Per ligfiets door de Zwitserse en Franse Alpen

Deel 3: Door het Mittelland (Zwitserland) naar het Zwarte Woud (Duitsland)


Vrijdag 7 augustus, Argentière-Glion (87 km)
Col des Montets (1461 m) h:426 l:11,9 km gem:3.6% max:6%

Meteen vanaf de camping begin ik aan de klim naar de Col des Montets. Het gaat af en toe steil omhoog, maar gelukkig is de klim verder niet al te zwaar. Bovenop de col geniet ik van een fraai uitzicht op de besneeuwde pieken van het Mont Blanc massief. Na een snelle afdaling bereik ik de Zwitserse grens, waar ik de snelweg verlaat en begin aan een korte klim naar het ski station Finhaut. Op de Touristische Velokarte Schweiz heb ik namelijk gezien dat de drukke weg over de col de la Forclaz gemeden kan worden via een klein steil bergweggetje van Finhaut naar Salvan. Op mijn Michelinkaart staat deze route echter aangegeven als voetpad...
Vlak voordat ik het dorp Finhaut binnenrijd, sla ik het pad in. Het is inderdaad een wandelroute, maar het eerste deel is vlak en goed te befietsen. Vanaf dit punt heb ik een prachtig panorama op de vallei die diep beneden mij ligt. Even verderop begint het pad bijzonder steil af te dalen. De kwaliteit van het wegdek wordt beroerder. Stapvoets daal ik af over het met vuistdikke keien bezaaide pad. Op de zeer steile stukken vlak vóór de haarspeldbochten is het zelfs niet verantwoord verder te fietsen en stap ik af. Naar beneden gaat het nog wel, maar ik betwijfel of deze route een aanbevolen fietsroute is richting Franse grens. Zelfs met een (bepakte) mountainbike kan je hier niet omhoog fietsen. Wanneer ik met warm aangelopen velgen de bewoonde wereld nader, wordt het rotspad wat beter begaanbaar en vanaf de gorges du Triège zelfs geasfalteerd. Een lange afdaling volgt nu tot in het Rhônedal, waar ik in Martigny weer de fietsroute langs de Rhône oppik. Om te voorkomen dat ik bij Villeneuve de fiets over het voetbruggetje trap op en trap af moet slepen, verlaat ik het fietspad voortijdig en steek bij Chessel de Rhône over. In Montreux bel ik naar Glion, maar helaas blijkt er nog niemand thuis te zijn. Van Michel, die ik vervolgens opbel, begrijp ik dat ze vandaag op weg zijn naar huis en elk moment thuis kunnen komen. Omdat ik het geleende fototoestel nog moet teruggeven besluit ik maar naar boven te gaan. Ditmaal verkies ik het treintje boven de steile "muur van Glion" per fiets te beklimmen. Vanaf het station van Glion is het nog zeker een kilometer afzien, maar in een hele lichte versnelling lukt het me om fietsend de villa te bereiken. Daar installeer ik me op het balkon, in afwachting op de familie. Als ‘s avonds nog steeds niemand is komen opdagen, besluit ik maar op het balkon maar te ‘kamperen'. Ik rol mijn matje uit en kruip in mijn slaapzak. De temperatuur is 's nachts nog bijzonder aangenaam. Gezien de rust en het fraaie uitzicht over het meer van Genève bevalt deze ‘kampeerplek' me beter dan de meeste drukke Franse campings die ik de afgelopen dagen heb aangedaan. Het enige wat er nog aan ontbreekt is een warme douche, maar tja, je kunt niet alles hebben.
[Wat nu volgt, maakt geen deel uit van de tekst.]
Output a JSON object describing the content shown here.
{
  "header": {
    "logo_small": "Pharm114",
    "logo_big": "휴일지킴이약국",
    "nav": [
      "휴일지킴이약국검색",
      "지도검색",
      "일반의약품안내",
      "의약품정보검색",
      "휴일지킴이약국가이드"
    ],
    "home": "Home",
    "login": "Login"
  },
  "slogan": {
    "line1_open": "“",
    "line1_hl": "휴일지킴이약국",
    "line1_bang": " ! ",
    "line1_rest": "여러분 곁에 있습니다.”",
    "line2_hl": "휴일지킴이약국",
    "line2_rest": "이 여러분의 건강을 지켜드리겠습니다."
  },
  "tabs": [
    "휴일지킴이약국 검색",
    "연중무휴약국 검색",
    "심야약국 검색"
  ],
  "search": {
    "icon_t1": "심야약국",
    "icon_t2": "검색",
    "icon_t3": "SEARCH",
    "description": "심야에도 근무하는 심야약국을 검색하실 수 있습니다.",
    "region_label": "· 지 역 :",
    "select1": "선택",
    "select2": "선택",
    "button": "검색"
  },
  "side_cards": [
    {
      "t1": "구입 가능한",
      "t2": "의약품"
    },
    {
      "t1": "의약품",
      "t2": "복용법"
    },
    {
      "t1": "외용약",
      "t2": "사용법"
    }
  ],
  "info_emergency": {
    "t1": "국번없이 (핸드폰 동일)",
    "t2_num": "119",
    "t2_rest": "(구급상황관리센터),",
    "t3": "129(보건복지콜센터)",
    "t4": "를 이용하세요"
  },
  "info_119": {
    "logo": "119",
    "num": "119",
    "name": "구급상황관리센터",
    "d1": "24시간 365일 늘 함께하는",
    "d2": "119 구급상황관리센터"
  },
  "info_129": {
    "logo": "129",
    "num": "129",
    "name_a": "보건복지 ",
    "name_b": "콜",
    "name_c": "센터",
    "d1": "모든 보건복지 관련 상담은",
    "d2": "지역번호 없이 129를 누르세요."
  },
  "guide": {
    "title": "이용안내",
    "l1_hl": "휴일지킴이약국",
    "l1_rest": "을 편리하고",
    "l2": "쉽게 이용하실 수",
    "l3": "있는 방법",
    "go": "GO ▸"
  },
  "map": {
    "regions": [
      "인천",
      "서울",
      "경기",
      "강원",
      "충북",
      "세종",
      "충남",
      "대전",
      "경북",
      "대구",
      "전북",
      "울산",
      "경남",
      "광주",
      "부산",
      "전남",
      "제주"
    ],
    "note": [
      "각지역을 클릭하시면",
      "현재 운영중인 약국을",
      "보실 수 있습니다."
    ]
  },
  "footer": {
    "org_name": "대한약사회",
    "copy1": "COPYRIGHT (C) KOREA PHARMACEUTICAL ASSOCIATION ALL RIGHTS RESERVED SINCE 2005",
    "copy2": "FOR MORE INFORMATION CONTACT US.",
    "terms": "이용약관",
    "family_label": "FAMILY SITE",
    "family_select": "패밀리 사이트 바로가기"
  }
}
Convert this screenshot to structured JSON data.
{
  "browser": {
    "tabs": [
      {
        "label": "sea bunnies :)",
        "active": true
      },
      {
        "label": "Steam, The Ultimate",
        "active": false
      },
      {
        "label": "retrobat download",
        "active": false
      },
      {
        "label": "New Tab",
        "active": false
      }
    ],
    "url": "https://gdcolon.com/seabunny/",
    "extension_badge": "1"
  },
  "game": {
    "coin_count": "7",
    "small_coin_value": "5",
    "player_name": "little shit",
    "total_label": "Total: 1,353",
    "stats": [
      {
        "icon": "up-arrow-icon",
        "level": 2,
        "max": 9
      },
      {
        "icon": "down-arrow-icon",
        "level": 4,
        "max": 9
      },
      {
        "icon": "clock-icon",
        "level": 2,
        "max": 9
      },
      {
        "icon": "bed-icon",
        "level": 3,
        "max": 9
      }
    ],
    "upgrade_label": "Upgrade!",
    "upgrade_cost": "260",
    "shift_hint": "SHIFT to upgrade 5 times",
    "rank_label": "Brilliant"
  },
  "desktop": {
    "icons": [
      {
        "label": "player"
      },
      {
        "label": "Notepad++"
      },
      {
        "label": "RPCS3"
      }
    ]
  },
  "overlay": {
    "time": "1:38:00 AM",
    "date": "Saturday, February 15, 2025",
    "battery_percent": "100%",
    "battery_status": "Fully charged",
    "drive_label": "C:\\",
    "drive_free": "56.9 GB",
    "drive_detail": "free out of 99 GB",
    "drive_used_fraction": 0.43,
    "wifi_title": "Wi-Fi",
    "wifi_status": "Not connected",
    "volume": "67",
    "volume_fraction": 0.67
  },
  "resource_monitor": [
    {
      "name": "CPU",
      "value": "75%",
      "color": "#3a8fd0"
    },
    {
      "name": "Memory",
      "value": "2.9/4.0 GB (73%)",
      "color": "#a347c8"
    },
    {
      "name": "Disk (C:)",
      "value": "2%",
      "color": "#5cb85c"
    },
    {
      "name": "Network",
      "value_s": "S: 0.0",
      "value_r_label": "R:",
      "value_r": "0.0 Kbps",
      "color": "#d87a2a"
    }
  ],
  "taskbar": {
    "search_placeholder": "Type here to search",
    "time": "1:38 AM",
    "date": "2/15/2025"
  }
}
Zaterdag 8 augustus, Glion-Montreux-Glion (8 km lopen)

De volgende ochtend twijfel ik of ik verder moet trekken of toch nog even zal wachten. Ik haal eerst maar wat vers brood voor het ontbijt in het dorp, een aantal steile trappen lager liggend, en zet instant koffie met mijn brander. Vervolgens besluit ik een bezoekje te brengen aan Montreux. Ontelbare traptreden lager bereik ik na drie kwartier afdalen de mondaine badplaats. Ik kijk wat rond in de winkelstraten, doe wat boodschappen en slenter wat langs de met subtropische bloemen opgesierde boulevard. Rond vieren begin ik weer aan de inspannende klim naar Glion, vele trappen hoger. Ongeveer een uur later installeer ik me weer op het balkon. Nog voordat ik aanstalten maak om mijn spullen in te pakken en besluit te vertrekken, zie ik een bekende auto het pad oprijden. De Droz zijn net terug uit het Zwarte Woud, waar ze een dagje langer bleven. We wisselen vakantie ervaringen uit van afgelopen week en uiteraard ben ik welkom het weekend te blijven logeren.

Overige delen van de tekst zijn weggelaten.